Мы со Щукиным вошли в избу. Здесь было тесно и сумрачно, застоявшийся запах немытой посуды, самогона, слежавшегося сена, крепкий и ядовитый, бил наотмашь, вызывая тошноту. На комоде были разбросаны фотографии, валялись белые мраморные слоники с отбитыми хоботами; со стены с портрета беспечно, наперекор всему улыбалось нам милое девичье лицо; девушка не подозревала, что в этой каморке когда-то, должно быть, чистой, полной свежего и зеленого воздуха, все перевернуто вверх дном. Над столом, заваленным остатками еды, висела семилинейная лампа с треснувшим стеклом. Развертывать знамя в таком помещении мне показалось оскорбительным.
Возле дома не стихали веселые голоса, пронзительный Васин смех, покрикивания Чертыханова. Бойцы уже ощутили на себе надежную руку дисциплины и воспрянули духом, и я еще раз убедился, что армия без дисциплины – безвольная толпа.
У крыльца Чертыханов брил тупой бритвой бойца; в открытую дверь доносились их голоса:
– Да ты не вертись, не морщись! Эка беда – три волоска выдерну… Сиди смирно! Давно вы удерживаете эту крепость?
– Пятый день. – Боец поведал доверительно: – Ох, и житье было!.. – Он вздохнул, сожалея, что житью такому, судя по всему, пришел конец. – Жарили баранину, самогоночки доставали… Отсыпались. Чуть кто идет – крикнешь ему сердито, щелкнешь затвором – и тот мимо. Много таких попадалось. – Боец засмеялся. – Один раз подошли двое вечером. Гривастов как рявкнет: «Хальт! Хенде хох!» Те встали, руки вверх протянули, стоят. А сержант опять: «Кругом! Бегом, марш!» Те припустили в лес что есть духу!.. И смеялись же мы… Так всех и посылали мимо. И только вы вот нахрапом взяли…
– Нет, братец, это вы нахрапом залезли в этот дом, – возразил Чертыханов. – Нашли время отсиживаться!.. Снять бы вам штаны да прутиком по тому месту, чем вы додумались до такой жизни…
– Ох, знатно! – Вася рассмеялся.
Внезапно на поляне все смолкло.
– Здравствуй, отец! – Это был голос Чертыханова. – Заблудился или ищешь кого?..
Мы со Щукиным вышли из избы.

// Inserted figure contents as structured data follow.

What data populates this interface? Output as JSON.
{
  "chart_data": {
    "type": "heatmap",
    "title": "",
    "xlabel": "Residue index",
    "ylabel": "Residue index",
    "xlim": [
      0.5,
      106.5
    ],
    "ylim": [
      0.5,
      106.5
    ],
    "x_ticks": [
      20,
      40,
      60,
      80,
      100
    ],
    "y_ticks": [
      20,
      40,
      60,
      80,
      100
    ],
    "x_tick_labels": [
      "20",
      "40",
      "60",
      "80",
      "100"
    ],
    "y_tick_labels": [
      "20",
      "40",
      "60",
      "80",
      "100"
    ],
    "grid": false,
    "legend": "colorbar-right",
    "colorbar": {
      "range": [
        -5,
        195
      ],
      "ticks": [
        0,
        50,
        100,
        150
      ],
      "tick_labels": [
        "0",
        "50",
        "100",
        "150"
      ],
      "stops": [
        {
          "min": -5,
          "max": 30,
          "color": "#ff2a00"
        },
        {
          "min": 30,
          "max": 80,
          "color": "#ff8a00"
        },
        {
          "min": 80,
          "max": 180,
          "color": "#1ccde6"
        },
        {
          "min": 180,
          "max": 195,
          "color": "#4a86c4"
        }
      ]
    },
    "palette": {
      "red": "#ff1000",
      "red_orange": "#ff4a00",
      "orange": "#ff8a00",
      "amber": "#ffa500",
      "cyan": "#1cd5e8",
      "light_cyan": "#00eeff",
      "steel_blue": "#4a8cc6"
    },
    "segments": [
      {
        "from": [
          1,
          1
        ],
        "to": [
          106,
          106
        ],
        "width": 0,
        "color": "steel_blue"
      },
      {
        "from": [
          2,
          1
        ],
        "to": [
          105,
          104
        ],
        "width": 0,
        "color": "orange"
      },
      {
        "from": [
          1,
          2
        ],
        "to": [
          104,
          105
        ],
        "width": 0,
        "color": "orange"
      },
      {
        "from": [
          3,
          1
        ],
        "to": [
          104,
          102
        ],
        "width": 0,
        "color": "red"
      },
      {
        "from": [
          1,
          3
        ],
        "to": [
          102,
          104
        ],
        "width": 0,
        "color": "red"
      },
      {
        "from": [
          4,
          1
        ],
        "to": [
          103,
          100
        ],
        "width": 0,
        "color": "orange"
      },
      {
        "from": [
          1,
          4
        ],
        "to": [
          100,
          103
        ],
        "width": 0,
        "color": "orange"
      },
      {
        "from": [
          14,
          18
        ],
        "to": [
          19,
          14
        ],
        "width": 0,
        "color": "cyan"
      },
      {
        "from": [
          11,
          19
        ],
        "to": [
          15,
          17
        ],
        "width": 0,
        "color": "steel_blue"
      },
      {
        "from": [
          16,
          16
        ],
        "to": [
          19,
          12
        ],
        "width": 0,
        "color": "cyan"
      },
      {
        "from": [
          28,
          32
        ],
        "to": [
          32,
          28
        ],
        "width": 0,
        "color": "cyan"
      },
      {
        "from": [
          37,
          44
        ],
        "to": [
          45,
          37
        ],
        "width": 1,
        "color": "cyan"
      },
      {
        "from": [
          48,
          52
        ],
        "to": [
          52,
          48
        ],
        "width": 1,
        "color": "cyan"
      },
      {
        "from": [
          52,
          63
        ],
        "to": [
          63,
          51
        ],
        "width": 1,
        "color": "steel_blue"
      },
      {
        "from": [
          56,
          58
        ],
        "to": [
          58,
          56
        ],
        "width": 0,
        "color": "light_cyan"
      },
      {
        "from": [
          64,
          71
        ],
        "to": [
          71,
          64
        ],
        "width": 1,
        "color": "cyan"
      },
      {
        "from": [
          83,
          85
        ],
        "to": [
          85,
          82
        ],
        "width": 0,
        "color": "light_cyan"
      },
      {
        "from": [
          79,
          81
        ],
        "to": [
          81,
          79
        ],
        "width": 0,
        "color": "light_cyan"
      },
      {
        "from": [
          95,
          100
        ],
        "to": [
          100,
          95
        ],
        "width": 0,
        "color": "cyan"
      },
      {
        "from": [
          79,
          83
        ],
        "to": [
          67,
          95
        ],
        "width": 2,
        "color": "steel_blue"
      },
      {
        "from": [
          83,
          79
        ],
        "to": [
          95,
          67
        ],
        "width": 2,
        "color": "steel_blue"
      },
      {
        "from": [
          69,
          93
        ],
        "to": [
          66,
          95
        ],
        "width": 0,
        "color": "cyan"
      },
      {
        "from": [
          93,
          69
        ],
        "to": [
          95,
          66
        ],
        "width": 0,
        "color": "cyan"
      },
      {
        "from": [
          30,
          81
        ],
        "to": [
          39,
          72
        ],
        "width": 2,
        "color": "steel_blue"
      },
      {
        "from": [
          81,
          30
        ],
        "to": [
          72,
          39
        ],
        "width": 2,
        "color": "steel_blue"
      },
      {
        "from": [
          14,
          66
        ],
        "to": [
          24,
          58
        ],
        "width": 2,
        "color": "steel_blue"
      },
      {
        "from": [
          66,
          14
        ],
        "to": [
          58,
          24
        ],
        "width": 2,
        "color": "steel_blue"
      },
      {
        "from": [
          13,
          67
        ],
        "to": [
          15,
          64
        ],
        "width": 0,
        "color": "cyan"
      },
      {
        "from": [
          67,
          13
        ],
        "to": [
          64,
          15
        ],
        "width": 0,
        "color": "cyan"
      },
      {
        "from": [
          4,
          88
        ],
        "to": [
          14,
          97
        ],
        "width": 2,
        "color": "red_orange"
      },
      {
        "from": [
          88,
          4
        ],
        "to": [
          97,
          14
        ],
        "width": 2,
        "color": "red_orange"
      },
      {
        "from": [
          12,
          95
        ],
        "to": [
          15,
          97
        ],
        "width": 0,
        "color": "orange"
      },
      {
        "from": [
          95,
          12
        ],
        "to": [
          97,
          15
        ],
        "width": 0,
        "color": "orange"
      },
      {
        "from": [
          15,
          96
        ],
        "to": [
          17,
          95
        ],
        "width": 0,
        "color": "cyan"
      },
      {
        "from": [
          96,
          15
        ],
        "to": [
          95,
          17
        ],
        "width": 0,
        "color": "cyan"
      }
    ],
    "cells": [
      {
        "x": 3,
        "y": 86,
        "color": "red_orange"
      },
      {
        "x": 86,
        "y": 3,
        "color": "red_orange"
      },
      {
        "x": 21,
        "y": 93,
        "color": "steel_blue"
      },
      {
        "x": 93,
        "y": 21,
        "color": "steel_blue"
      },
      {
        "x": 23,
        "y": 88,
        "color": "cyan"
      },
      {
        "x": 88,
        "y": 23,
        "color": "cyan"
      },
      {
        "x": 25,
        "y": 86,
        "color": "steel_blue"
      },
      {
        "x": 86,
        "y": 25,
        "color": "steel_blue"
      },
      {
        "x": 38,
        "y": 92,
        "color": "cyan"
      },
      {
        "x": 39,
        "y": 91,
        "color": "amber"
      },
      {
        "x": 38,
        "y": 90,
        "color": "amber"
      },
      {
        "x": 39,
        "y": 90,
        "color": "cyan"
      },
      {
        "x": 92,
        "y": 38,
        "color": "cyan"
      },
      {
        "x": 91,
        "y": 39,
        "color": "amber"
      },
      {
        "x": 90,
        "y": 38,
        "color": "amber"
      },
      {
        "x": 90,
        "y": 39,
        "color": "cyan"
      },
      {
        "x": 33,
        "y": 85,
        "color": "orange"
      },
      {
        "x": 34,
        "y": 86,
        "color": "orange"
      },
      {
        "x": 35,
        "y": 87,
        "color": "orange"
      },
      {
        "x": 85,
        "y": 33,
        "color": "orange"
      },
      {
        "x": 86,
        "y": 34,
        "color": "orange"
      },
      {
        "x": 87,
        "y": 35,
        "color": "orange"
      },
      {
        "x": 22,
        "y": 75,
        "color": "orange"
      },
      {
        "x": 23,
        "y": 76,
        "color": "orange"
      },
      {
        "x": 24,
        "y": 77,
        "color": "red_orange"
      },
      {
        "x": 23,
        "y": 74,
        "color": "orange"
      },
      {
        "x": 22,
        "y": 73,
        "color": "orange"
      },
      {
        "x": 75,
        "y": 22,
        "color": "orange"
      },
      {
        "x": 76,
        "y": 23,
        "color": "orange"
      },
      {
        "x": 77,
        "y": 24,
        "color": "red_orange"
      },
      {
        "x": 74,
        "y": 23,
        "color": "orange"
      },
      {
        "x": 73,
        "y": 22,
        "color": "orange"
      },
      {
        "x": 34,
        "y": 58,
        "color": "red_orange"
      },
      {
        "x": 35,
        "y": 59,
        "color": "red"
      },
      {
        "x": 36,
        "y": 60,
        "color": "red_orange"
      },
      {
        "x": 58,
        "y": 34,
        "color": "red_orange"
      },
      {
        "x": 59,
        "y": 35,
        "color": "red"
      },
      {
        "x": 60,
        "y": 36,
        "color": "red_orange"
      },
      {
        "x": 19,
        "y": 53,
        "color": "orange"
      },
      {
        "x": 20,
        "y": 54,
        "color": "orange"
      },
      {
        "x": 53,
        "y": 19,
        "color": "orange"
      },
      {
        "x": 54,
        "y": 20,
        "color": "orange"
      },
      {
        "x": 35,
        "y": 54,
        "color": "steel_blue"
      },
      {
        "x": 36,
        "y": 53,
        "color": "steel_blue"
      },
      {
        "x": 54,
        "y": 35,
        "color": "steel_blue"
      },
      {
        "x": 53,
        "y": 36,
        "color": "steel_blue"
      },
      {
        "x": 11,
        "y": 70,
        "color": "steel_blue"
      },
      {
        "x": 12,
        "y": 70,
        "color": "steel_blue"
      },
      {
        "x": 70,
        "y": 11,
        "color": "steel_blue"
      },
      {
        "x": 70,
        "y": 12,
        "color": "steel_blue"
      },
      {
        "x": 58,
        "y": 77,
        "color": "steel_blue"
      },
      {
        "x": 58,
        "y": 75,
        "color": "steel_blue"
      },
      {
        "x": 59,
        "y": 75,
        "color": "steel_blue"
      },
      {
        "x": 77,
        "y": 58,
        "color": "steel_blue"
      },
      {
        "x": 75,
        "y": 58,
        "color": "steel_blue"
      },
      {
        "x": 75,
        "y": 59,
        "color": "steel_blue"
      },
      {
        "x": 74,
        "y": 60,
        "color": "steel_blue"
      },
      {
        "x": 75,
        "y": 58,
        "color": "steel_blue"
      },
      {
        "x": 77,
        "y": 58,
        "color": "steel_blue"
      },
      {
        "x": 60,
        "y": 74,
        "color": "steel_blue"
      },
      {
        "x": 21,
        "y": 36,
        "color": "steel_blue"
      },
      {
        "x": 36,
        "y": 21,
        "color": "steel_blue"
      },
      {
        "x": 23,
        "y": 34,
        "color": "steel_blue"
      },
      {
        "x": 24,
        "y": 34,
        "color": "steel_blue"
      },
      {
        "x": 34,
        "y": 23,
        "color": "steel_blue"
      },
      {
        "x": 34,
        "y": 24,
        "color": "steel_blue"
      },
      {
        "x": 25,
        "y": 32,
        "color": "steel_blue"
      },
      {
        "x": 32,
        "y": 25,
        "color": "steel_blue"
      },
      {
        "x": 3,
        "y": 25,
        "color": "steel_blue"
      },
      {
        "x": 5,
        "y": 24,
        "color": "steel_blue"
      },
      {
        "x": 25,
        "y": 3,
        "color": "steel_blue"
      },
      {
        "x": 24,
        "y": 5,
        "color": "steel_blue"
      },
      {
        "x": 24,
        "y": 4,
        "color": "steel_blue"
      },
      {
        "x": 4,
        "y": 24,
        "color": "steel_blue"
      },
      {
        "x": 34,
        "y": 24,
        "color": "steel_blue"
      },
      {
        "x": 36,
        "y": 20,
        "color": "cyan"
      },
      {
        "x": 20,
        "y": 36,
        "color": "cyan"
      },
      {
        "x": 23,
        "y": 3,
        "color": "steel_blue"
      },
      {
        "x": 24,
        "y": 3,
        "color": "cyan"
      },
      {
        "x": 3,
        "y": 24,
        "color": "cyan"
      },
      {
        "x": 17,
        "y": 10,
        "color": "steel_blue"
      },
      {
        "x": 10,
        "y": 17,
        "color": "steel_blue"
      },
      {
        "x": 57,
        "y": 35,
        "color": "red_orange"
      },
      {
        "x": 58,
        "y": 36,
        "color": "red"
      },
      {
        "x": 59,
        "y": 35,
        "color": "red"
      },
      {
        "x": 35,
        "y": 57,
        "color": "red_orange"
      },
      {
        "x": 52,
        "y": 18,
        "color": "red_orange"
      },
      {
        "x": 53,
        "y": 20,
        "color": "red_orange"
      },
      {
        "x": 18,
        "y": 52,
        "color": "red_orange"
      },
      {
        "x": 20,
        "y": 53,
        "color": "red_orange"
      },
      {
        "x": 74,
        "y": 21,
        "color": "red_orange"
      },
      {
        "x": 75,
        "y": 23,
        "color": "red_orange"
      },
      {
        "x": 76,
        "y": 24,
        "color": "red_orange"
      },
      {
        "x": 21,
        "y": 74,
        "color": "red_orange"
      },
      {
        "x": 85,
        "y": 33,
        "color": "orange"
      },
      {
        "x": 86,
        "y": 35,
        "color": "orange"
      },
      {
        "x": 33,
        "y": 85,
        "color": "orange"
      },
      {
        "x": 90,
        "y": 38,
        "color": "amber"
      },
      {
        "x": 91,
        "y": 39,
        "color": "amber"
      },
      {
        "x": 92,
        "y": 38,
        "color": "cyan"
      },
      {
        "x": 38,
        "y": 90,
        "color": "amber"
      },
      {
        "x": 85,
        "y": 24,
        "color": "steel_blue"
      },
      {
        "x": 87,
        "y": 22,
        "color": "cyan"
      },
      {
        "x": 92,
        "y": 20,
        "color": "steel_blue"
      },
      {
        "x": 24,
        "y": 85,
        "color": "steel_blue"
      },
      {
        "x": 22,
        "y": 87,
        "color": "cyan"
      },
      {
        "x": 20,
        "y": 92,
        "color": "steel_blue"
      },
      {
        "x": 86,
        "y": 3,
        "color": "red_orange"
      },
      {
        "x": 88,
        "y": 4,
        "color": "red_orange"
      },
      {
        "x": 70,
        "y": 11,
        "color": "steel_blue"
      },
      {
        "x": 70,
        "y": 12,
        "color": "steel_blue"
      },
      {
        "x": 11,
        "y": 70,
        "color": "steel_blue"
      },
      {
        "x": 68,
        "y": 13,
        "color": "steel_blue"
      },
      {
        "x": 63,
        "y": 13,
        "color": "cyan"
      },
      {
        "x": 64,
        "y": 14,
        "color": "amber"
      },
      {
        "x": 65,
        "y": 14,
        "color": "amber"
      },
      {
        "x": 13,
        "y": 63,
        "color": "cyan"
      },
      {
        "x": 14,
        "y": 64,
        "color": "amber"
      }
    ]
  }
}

Перед Чертыхановым стоял седенький старичок в голубой майке с белым воротником и обшлагами. Из воротника жалко высовывалась худая морщинистая шея, седой клинышек бороды торчал пикой; старик глядел на Прокофия, запрокинув голову. Было в его облике что-то жалкое, беспомощное и просительное. Вся щупленькая фигурка его накренилась на один бок: руку оттягивал глиняный пузатый и увесистый кувшин с узким горлышком.
– Зачем ты сюда пришел, старик? – строго допрашивал Чертыханов.
Старик виновато и устало улыбнулся, показав металлические зубы, поставил кувшин у ног.
– Да ведь вот, домой пришел… – Покосился на бойцов. – Самогонки принес… Две деревни обегал… – Оглядел нас, прибавил тише: – Не хватит на всех-то…
Щукин подошел к старику, и Чертыханов тут же отодвинулся.
– Самогонки? – удивленно спросил политрук. Старик не знал, как себя вести, топтался на месте, просительно заглядывая теперь в лицо Щукину.
– Вот, товарищи бойцы посылали… – Щукин сердито поглядел на Гривастова, на его виновато примолкших друзей. Старик истолковал этот взгляд как поддержку. – Барашка зарезали – я не жалел, такое дело, кормиться надо… А за самогонкой ходить трудно мне, ноги у меня ослабели, утром встану, насилу разогну их, скрипят и скрипят, словно заржавели. Барашка еще зарежу, если надо, а за самогонкой не посылайте…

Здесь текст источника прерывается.